Rasmus Nilausen | Still

Feb 2 | March 26, 2013

The title of the exhibition refers to the various meanings of one of the words in the definition ‘still life’. These include ‘calm’, ‘tranquillity’, but also ‘something that continues to take place’, or, ‘yet’. With this word, Rasmus Nilausen (Copenhagen, 1980) covers many of the fundamental aspects of his work, from the different genres present in his paintings to the fact he returns, once again, to painting still lives, or the artistic will to continue with the investigation of figurative painting’s language and the traditional medium of oil on canvas.

Still life is chosen as the main subject for his paintings due to its apparent humbleness, as well as its fundamental, ever-present role in the history of painting. Furthermore, dealing with each of its elements separately allows the artist to broaden his operating range, both visually and conceptually. It is almost like a cut and paste of multiple personal, cultural, or simply casual references, which are superimposed on the canvas.
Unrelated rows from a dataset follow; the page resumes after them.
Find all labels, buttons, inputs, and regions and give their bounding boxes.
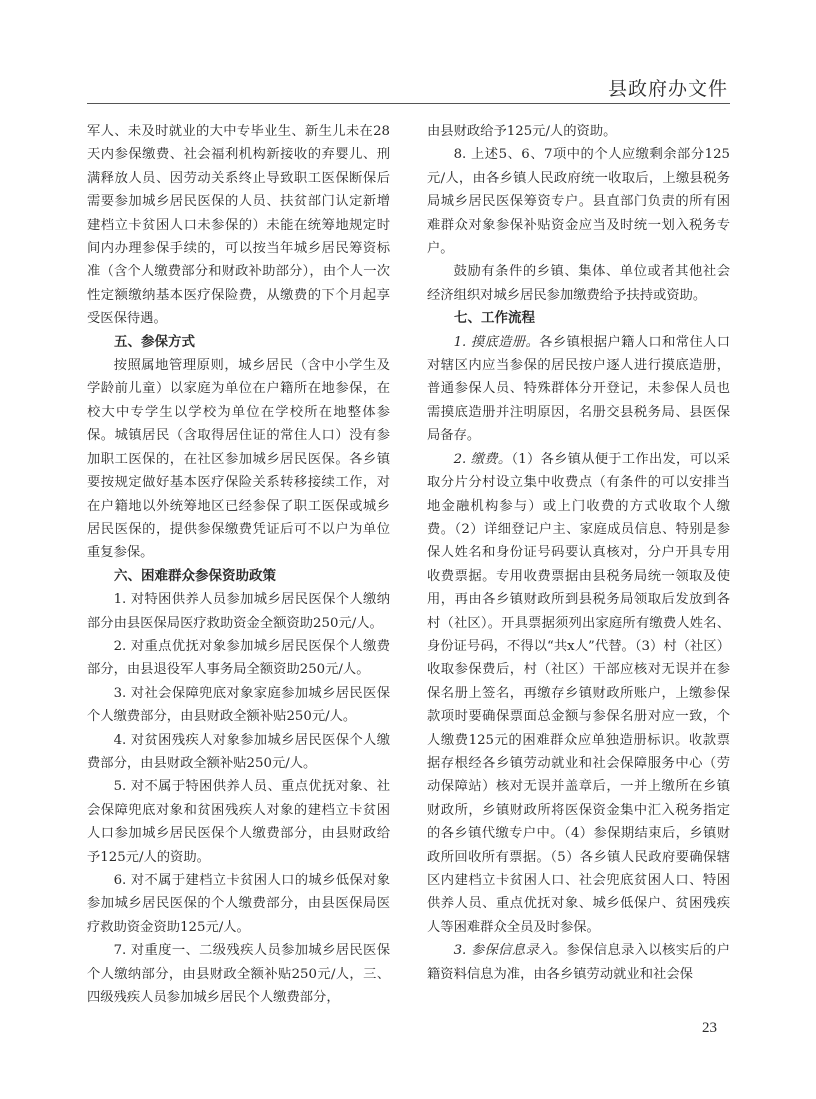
workflow-step-2: 2. 缴费。（1）各乡镇从便于工作出发，可以采取分片分村设立集中收费点（有条件的…	[427, 448, 730, 940]
section-heading-5: 五、参保方式	[87, 331, 390, 354]
policy-item-5: 5. 对不属于特困供养人员、重点优抚对象、社会保障兜底对象和贫困残疾人对象的建档…	[87, 775, 390, 869]
section-heading-6: 六、困难群众参保资助政策	[87, 565, 390, 588]
paragraph-enrollment-method: 按照属地管理原则，城乡居民（含中小学生及学龄前儿童）以家庭为单位在户籍所在地参保…	[87, 354, 390, 565]
policy-item-3: 3. 对社会保障兜底对象家庭参加城乡居民医保个人缴费部分，由县财政全额补贴250…	[87, 682, 390, 729]
policy-item-4: 4. 对贫困残疾人对象参加城乡居民医保个人缴费部分，由县财政全额补贴250元/人…	[87, 729, 390, 776]
paragraph-encouragement: 鼓励有条件的乡镇、集体、单位或者其他社会经济组织对城乡居民参加缴费给予扶持或资助…	[427, 260, 730, 307]
right-column: 由县财政给予125元/人的资助。 8. 上述5、6、7项中的个人应缴剩余部分12…	[427, 120, 730, 986]
step-text: 各乡镇根据户籍人口和常住人口对辖区内应当参保的居民按户逐人进行摸底造册，普通参保…	[427, 335, 730, 444]
workflow-step-3: 3. 参保信息录入。参保信息录入以核实后的户籍资料信息为准，由各乡镇劳动就业和社…	[427, 939, 730, 986]
workflow-step-1: 1. 摸底造册。各乡镇根据户籍人口和常住人口对辖区内应当参保的居民按户逐人进行摸…	[427, 331, 730, 448]
header-divider	[87, 103, 730, 104]
policy-item-8: 8. 上述5、6、7项中的个人应缴剩余部分125元/人，由各乡镇人民政府统一收取…	[427, 143, 730, 260]
step-label: 1. 摸底造册。	[454, 335, 540, 350]
section-heading-7: 七、工作流程	[427, 307, 730, 330]
policy-item-7: 7. 对重度一、二级残疾人员参加城乡居民医保个人缴纳部分，由县财政全额补贴250…	[87, 939, 390, 1009]
running-header-title: 县政府办文件	[608, 74, 728, 101]
policy-item-6: 6. 对不属于建档立卡贫困人口的城乡低保对象参加城乡居民医保的个人缴费部分，由县…	[87, 869, 390, 939]
left-column: 军人、未及时就业的大中专毕业生、新生儿未在28天内参保缴费、社会福利机构新接收的…	[87, 120, 390, 1009]
step-label: 3. 参保信息录入。	[454, 943, 567, 958]
paragraph-continuation: 由县财政给予125元/人的资助。	[427, 120, 730, 143]
step-label: 2. 缴费。	[454, 452, 512, 467]
paragraph-continuation: 军人、未及时就业的大中专毕业生、新生儿未在28天内参保缴费、社会福利机构新接收的…	[87, 120, 390, 331]
policy-item-2: 2. 对重点优抚对象参加城乡居民医保个人缴费部分，由县退役军人事务局全额资助25…	[87, 635, 390, 682]
step-text: （1）各乡镇从便于工作出发，可以采取分片分村设立集中收费点（有条件的可以安排当地…	[427, 452, 730, 935]
page-number: 23	[702, 1020, 717, 1037]
policy-item-1: 1. 对特困供养人员参加城乡居民医保个人缴纳部分由县医保局医疗救助资金全额资助2…	[87, 588, 390, 635]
The grouping of food and objects allows for strange combinations where each element gains new meaning (for example, the carrot is a recurring element which for the artist is a symbol of motivation), as they are organised in a way that reminds us of spaces in metaphysical paintings or Suprematist compositions, and incorporate elements loaded with topicality or irony (a lamppost, a chessboard, a Pikachu). These in turn coexist on the canvas with accidents and chance, blots and colour stains, accidental discoveries that the painter integrates into the work.

Worth noting are also the works about Mike the Headless Chicken, who during the 40s of the past century was an object of attention for Time magazine, due to having survived 18 months after being decapitated before choking to death in a motel room.

Among the different themes, special attention is to be paid to the series dedicated to diamonds, which Nilausen has now been working on for some time. In some cases, these are real and well-known stones with a story of their own, famous even, while others are his exclusive creations. The diamonds are repeatedly presented in an oval shape reminiscent of a portrait, and in a way this is what they are. That same oval shape led him to research into the recurring presence of the Harlequin pattern, a rhombus or diamond shape, which appears repeatedly throughout the history of painting, and since then also in his own.